SMS
Pocztówka z wakacji
Pierwsza nadeszła z podkarpackiej Kolbuszowej, nadawcami ekipa juniorów starszych Rekordu.
W sile 19-stu zawodników biało-zieloni pracowicie spędzili ostatni tydzień lipca br. Przebieg zgrupowania relacjonuje szkoleniowiec „rekordzistów” – Bartosz Woźniak.

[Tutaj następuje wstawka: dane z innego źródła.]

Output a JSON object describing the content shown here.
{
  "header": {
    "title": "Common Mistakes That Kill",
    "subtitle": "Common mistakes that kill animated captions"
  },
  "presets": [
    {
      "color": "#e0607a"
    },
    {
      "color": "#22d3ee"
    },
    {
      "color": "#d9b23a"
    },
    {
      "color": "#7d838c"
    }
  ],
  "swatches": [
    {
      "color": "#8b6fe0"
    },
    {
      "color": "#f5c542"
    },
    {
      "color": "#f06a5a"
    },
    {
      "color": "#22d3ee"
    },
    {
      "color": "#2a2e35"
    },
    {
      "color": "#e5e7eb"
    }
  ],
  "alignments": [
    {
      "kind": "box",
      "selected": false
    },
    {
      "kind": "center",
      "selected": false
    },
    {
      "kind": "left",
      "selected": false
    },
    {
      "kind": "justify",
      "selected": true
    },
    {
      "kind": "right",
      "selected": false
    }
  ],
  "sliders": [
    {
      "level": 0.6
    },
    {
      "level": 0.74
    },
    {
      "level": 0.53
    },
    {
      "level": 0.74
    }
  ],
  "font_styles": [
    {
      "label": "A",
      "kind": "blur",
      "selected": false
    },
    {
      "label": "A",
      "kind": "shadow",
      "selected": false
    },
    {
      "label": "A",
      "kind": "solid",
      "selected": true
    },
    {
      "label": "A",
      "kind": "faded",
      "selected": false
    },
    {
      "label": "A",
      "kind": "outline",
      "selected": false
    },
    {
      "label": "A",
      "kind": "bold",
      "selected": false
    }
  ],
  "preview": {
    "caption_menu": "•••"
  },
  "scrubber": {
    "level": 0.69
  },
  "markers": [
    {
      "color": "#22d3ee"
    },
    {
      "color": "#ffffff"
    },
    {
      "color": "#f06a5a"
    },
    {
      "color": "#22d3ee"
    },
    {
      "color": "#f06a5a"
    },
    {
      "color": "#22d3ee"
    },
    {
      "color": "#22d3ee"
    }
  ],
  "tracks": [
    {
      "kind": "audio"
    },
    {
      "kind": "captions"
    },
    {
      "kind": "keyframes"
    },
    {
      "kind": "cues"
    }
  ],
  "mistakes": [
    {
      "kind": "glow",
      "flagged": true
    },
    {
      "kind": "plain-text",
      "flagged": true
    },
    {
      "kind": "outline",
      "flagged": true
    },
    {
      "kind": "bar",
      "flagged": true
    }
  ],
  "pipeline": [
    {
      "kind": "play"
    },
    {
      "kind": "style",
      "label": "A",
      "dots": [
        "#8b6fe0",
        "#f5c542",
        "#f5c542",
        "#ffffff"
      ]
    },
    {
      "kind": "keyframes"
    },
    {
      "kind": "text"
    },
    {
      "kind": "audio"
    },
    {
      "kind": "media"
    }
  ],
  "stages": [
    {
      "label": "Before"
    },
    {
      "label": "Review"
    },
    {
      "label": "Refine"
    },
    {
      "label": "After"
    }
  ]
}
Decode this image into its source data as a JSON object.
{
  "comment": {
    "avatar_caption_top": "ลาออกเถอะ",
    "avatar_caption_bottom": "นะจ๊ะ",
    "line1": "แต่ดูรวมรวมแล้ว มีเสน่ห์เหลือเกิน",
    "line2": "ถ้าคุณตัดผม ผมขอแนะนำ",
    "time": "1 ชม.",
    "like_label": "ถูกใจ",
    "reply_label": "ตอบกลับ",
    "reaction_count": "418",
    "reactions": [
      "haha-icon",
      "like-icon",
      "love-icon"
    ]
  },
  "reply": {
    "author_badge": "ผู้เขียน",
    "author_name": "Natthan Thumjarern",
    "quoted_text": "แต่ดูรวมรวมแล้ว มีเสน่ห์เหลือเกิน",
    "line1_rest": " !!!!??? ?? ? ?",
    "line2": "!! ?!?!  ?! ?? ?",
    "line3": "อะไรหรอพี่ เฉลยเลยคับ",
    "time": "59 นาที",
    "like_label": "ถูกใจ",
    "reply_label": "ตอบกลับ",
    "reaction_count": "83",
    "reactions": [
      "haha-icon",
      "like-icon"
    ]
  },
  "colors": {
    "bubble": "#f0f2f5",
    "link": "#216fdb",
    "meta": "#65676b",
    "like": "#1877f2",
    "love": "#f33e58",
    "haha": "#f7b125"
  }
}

- Plan pierwszych dni obejmował między innymi doszlifowanie elementów taktycznych, akcenty motoryczne przygotowane przez trenera Jakuba Korbę oraz integrację. W tym ostatnim aspekcie chodziło o moje bliższe poznanie z chłopakami. Wprawdzie miewałem już wcześniej styczność z tą grupą, ale dopiero od kilku tygodni pracujemy ze sobą „na wyłączność”. Jest to ekipa młodych i obiecujących zawodników, którzy w poprzednim sezonie byli autorami awansu do „CLJ-tki” 17-latków. Z tamtej kadry Filip Waluś z Tomkiem Walaszkiem już trafili do grona trzecioligowców, a kilku następnych zaliczyło w poniedziałek seniorski debiut w pucharowym meczu rezerw. Jeszcze przed wyjazdem do Kolbuszowej rozegraliśmy sparing z drużyną skoczowsko-żywieckiej „okręgówki” – Sołą Rajcza (0:1 – przyp. TP). Dlatego zależało mi, aby już w trakcie zgrupowania rozegrać sparingi również z seniorami, a przynajmniej z drużynami do lat 19-stu. Na „dzień dobry” ograliśmy 3:0 miejscową Kolbuszowiankę, spadkowicza z klasy okręgowej. Powiem w ten sposób – skutecznością w tym meczu niestety nie grzeszyliśmy. Wyraźnie lepiej, zwłaszcza w kontekście realizacji przedmeczowych założeń, było w konfrontacji z zespołem U-19 Siarki Tarnobrzeg. Nie tylko ze względu na wygraną 4:1 byłem bardzo zadowolony z tej potyczki. I już na koniec zgrupowania, kiedy obozowe trudy dały się nam mocno we znaki – mam na myśli głównie kwestie zdrowotne – 3:0 pokonaliśmy rówieśników z mieleckiej Stali.
Podsumowując – mam podstawy do przedsezonowego optymizmu. Zbudowany jestem etosem pracy u tych chłopaków. Są chłonni wiedzy oraz chętni do pracy i dalszego rozwoju.